11.
Forecasting is carried out in constant budget year prices and adjusted by forecast inflation. Although the MRF presentation in budget documents does not explicitly assume different inflators by type of expenditure, HKG officials have indicated that some allowance is made for relative price changes. For example, capital prices are assumed to rise at a higher rate than current expenditure prices.
12. Government borrowing, excluding exchange fund bills for monetary management purposes, was undertaken in 1976 and 1984 to fund the capital works programme. In March 1991 there was no outstanding government debt. In the 1991/92 budget the Financial Secretary announced the intention to raise funds with 2-3 year bills for the capital works fund and capital investment fund.
13.
Since inception the MRF has provided a good guide to the medium term public sector fiscal stance. In general the outcome of public expenditure/GDP ratio has clossely related to the first year forecast. Only in one year out of five has the outcome of the exp/GDP ratio overshot the first year forecast. The MRF's have tended to assume a near constant Ex/GDP ratio in years 2-4 of the forecast (table 1).
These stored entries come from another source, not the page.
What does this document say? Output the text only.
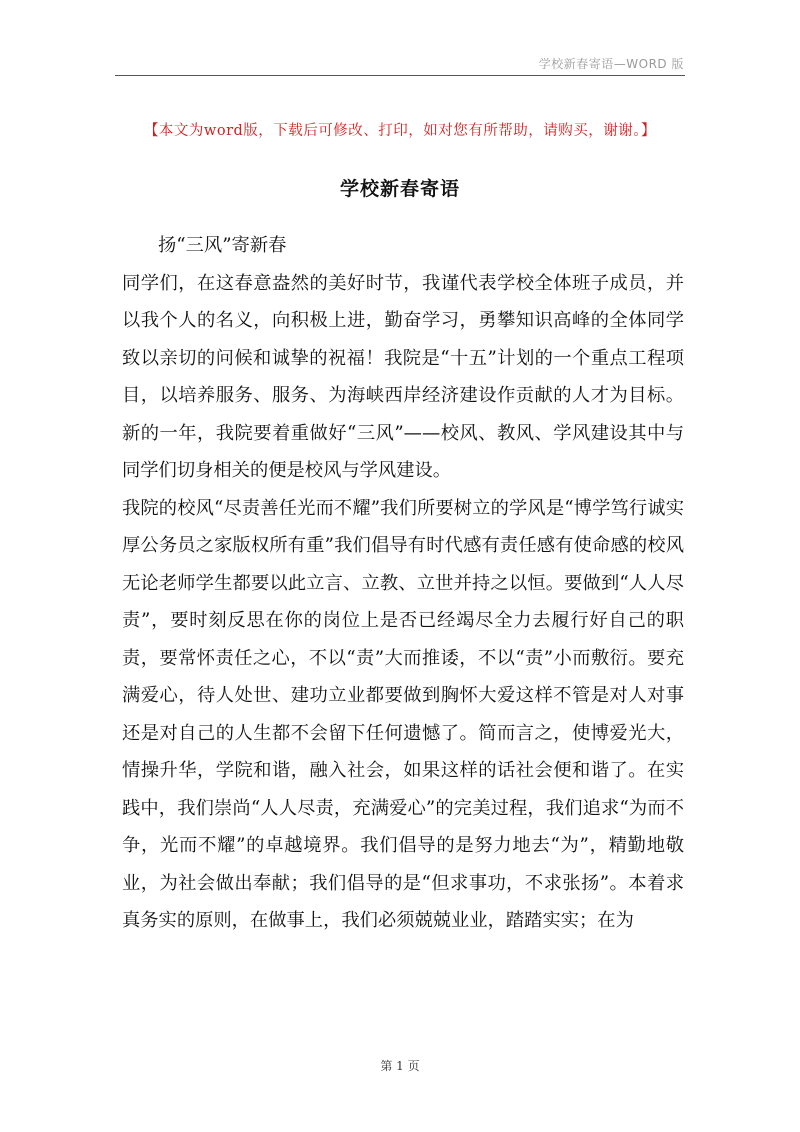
学校新春寄语—WORD 版
【本文为word版，下载后可修改、打印，如对您有所帮助，请购买，谢谢。】
学校新春寄语

扬“三风”寄新春

同学们，在这春意盎然的美好时节，我谨代表学校全体班子成员，并以我个人的名义，向积极上进，勤奋学习，勇攀知识高峰的全体同学致以亲切的问候和诚挚的祝福！我院是“十五”计划的一个重点工程项目，以培养服务、服务、为海峡西岸经济建设作贡献的人才为目标。新的一年，我院要着重做好“三风”——校风、教风、学风建设其中与同学们切身相关的便是校风与学风建设。

我院的校风“尽责善任光而不耀”我们所要树立的学风是“博学笃行诚实厚公务员之家版权所有重”我们倡导有时代感有责任感有使命感的校风无论老师学生都要以此立言、立教、立世并持之以恒。要做到“人人尽责”，要时刻反思在你的岗位上是否已经竭尽全力去履行好自己的职责，要常怀责任之心，不以“责”大而推诿，不以“责”小而敷衍。要充满爱心，待人处世、建功立业都要做到胸怀大爱这样不管是对人对事还是对自己的人生都不会留下任何遗憾了。简而言之，使博爱光大，情操升华，学院和谐，融入社会，如果这样的话社会便和谐了。在实践中，我们崇尚“人人尽责，充满爱心”的完美过程，我们追求“为而不争，光而不耀”的卓越境界。我们倡导的是努力地去“为”，精勤地敬业，为社会做出奉献；我们倡导的是“但求事功，不求张扬”。本着求真务实的原则，在做事上，我们必须兢兢业业，踏踏实实；在为

第 1 页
14. Outturns have deviated from earlier forecasts primarily as a result of actual GDP growth divergng from assumed trend GDP. Thus slower than anticipated growth during 1989/90 and 1990/91 raised the Exp/GDP ratio above prior expectations and lowered revenue against the forecast, particularly in 1989/90. Given that the causes of the economic slowdown were in part external this cannot be seen as a fundamental flaw in the MRF exercise. Indeed the MRF stresses that the exp/GDP ratio will vary over the course of business cycles. There is no evidence to suggest the MRF has consistently over-estimated GDP growth.